Now, we advertise “life style.” We advertise by showing people what their lives will be like if only they will buy what is advertised. For advertising to be effective, we have to create emptiness, a lack, or a desire, a hole in the person seeing or hearing the advertisement because they do not have the product. Advertising stimulates greed by creating emptiness.
A few years ago I read a wonderful essay by Anne Fadiman about mail order catalogues. Fadiman wrote, “My problem – is that I never want the item, I want the associated fantasy.”[1] And Fadiman is right, most of us don’t need the product, or maybe even want the product, but we buy it. We buy it because we want the associated fantasy. We want to feel good about ourselves, or glamorous, or rich, or powerful, or smart, or sexy, or whatever might be portrayed in the advertising. We all think we are immune, but we are not. The world, the flesh and the devil are very much with us. We buy because when we feel emptiness we get greedy. We want to see if whatever we buy will fill that hole within us.
The terrible thing about all this is that just like today’s gospel, advertising offers us something that is not its own to give. Advertising offers us a way to feel good that is not in its power to give. We may feel good momentarily, or feel some security once we have obtained what we thought we were lacking, but soon that hole in us will be empty again. Soon what we thought we wanted will seem hollow or useless and we will want something else.
The devil was selling greed to Jesus. Whether you believe in a personified evil one, or evil as a force in the world, an emptiness only greed can fill is what the devil tries to create in Jesus.
What happens here is that Jesus is clear-sighted enough to recognize that what he is offered is not the devil’s to give. What the devil offers to Jesus is never in the hands of evil. The offering of bread, the granting of angels, and even the kingdoms of this world are never the devil’s to give. They belong solely to God. Only God can offer these things to us, never the evil one.

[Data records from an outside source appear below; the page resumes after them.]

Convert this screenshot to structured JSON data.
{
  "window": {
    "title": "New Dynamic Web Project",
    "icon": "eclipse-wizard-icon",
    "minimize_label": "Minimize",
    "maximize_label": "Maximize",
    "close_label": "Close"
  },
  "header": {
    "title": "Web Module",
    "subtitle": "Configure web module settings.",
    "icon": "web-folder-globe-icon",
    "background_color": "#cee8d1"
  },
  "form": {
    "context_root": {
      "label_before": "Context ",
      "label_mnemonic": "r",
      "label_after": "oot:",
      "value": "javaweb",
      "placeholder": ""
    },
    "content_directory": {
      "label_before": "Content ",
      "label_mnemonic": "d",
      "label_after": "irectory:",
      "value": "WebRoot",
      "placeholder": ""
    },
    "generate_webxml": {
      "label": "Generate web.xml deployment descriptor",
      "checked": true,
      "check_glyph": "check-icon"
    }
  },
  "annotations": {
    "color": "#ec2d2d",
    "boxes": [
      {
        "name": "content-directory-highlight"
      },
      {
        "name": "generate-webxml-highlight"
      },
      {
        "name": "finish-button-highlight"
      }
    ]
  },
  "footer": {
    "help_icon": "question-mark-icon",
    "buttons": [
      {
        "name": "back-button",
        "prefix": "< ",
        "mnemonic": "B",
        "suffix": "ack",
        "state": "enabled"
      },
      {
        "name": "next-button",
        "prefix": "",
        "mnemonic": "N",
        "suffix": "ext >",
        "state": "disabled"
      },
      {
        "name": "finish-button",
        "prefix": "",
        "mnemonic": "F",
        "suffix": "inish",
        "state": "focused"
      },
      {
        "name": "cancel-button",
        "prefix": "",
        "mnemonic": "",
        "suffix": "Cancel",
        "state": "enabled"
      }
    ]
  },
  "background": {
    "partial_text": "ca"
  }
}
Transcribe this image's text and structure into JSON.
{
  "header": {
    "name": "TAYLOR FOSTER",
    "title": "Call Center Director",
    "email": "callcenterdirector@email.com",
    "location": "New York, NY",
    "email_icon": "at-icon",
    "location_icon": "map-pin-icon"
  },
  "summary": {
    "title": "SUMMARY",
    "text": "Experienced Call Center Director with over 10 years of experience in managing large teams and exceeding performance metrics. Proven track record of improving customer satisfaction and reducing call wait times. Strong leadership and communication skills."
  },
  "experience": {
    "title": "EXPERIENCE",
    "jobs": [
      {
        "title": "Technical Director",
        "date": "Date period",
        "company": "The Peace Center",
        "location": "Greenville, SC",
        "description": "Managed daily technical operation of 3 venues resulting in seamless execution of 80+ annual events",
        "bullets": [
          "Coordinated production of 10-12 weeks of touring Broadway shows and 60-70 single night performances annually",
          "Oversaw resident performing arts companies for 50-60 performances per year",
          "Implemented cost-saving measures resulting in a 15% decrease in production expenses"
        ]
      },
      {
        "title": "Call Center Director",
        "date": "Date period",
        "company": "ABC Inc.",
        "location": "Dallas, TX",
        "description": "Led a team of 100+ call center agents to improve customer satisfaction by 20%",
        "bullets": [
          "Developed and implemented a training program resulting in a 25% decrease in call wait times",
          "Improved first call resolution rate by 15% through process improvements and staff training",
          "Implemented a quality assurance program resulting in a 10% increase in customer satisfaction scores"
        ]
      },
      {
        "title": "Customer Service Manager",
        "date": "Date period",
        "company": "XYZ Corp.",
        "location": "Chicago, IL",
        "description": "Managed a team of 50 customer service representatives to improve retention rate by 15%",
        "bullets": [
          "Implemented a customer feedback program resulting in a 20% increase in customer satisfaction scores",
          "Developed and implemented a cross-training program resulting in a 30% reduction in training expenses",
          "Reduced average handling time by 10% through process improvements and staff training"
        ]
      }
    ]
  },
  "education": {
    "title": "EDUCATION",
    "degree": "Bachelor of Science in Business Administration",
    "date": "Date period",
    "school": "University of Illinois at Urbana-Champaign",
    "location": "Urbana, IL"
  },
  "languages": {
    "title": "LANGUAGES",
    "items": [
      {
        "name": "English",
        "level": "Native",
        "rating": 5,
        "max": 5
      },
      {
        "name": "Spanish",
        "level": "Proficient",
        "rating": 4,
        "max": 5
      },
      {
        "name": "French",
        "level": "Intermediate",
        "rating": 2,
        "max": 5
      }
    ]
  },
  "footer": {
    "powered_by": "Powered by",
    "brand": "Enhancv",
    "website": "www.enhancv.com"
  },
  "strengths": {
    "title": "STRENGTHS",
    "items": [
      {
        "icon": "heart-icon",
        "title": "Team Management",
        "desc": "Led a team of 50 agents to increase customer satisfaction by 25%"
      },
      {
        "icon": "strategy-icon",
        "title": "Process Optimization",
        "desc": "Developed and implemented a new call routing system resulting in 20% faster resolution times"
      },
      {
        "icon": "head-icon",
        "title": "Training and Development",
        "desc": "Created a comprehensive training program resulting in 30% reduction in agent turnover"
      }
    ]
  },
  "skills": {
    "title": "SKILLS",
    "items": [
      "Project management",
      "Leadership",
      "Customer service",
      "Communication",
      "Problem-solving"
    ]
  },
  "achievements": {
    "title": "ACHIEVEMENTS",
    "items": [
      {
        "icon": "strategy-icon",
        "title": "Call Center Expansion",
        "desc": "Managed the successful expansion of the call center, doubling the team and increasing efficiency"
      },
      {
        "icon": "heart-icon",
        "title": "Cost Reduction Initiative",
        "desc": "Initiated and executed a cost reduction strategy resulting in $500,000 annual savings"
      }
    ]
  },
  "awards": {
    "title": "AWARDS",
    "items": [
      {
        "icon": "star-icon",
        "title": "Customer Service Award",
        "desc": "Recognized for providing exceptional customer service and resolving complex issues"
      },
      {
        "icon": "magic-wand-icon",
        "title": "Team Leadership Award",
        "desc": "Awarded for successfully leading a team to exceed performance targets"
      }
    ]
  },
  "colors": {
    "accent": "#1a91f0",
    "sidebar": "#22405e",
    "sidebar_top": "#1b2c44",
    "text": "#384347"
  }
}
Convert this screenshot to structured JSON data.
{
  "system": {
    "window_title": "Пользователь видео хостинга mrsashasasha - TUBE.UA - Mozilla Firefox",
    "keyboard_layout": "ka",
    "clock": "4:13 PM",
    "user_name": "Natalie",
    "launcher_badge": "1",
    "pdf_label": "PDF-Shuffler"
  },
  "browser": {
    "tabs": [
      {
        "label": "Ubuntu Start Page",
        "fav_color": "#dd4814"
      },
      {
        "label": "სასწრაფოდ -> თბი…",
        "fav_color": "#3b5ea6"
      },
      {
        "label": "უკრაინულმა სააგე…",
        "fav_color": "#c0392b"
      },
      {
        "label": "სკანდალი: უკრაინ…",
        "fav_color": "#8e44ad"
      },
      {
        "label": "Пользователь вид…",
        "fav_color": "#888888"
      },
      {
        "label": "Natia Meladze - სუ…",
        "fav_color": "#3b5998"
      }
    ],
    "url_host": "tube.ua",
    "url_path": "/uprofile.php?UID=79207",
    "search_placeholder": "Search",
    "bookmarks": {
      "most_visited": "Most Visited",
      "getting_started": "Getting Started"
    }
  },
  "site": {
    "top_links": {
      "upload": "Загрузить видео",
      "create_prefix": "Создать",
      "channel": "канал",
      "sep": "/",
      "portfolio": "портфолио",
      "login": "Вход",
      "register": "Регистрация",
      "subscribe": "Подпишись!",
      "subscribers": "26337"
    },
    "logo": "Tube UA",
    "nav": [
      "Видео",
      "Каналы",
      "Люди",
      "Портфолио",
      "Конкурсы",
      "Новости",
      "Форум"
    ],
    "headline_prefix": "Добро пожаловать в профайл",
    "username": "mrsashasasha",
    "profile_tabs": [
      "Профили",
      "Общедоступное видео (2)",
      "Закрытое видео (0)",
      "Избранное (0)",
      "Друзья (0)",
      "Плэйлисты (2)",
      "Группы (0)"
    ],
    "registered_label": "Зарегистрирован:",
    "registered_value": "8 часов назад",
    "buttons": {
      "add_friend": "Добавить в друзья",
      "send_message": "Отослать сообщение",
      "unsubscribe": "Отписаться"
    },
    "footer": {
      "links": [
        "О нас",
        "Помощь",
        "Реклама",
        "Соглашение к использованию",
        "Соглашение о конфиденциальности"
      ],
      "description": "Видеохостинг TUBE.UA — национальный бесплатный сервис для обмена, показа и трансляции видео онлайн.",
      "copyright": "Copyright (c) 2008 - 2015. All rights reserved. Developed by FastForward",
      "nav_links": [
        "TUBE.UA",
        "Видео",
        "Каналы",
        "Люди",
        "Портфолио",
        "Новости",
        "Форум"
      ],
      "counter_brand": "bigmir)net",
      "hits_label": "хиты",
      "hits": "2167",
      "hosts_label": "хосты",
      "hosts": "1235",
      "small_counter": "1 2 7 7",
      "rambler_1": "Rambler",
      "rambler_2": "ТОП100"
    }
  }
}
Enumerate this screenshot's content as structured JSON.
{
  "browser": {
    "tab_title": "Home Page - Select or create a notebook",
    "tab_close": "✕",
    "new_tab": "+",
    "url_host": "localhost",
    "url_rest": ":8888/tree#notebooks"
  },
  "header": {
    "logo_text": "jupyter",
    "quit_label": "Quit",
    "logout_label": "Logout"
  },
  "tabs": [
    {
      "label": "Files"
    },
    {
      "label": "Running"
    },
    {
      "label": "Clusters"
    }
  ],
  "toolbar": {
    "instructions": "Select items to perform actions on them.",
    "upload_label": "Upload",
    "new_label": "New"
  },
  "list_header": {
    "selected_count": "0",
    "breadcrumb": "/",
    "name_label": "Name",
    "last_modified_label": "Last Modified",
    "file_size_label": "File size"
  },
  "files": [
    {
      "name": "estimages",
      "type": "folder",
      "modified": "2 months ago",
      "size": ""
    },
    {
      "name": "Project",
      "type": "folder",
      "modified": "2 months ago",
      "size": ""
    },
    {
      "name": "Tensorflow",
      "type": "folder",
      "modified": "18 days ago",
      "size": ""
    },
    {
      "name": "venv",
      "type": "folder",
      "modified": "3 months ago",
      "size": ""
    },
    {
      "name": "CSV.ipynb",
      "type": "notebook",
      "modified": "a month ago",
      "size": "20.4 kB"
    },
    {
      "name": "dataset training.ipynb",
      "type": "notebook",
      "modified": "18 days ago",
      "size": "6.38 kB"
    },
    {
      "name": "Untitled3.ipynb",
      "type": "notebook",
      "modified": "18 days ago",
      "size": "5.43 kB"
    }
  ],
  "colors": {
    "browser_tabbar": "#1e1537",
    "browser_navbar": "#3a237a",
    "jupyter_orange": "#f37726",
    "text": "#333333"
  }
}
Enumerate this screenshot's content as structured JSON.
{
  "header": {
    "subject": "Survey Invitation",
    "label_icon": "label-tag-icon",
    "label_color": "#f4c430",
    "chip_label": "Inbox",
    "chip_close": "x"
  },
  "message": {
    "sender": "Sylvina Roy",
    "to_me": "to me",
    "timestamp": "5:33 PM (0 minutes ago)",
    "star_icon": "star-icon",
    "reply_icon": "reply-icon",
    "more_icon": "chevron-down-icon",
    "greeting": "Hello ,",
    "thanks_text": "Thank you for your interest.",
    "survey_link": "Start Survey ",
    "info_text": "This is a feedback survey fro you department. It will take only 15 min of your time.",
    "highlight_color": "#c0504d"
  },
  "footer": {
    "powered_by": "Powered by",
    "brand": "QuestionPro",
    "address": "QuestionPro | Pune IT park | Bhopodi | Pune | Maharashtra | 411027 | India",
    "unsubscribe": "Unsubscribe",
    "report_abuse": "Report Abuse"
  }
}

What is even more startling to think about is that these things the devil offers Jesus – though they are not his to give – can never satisfy that greed inside of us. That greed inside of us, the greed we think can be satisfied with more and better; can only be satisfied by God. Only God can fill the God-shaped hole inside of us.[2] Only God can satisfy that greed in us because God is who put the greediness inside of us in the first place. Greed becomes evil when we confuse what it is we’re trying to satisfy and want more or better. If we try to fill that God-shaped hole in us with money, power, things, or whatever else it might be, that hole will still be there and always will be there. The only thing that will fit and fill that hole is God.
So what would happen this Lent if we tried to fill that God-shaped hole with God? What would happen if when we felt that emptiness inside us, instead of buying, or eating, or drinking, or whatever we fill our emptiness with, we sought God instead? What would happen if we became greedy for the good, for the One who created us, who sustains us, and who redeems us? AMEN.       

The Rev Nicolette Papanek
©2017



[1] Fadiman, Anne. Ex Libris: Confessions of a Common Reader. “The Catalogical Imperative.” (121) Farrar, Straus and Giroux: New York. 1998.
[2] Pascal, Blaise. Pensee 10.148. (Wrote of the concept of a “god-shaped hole” that nothing but God would satisfy.)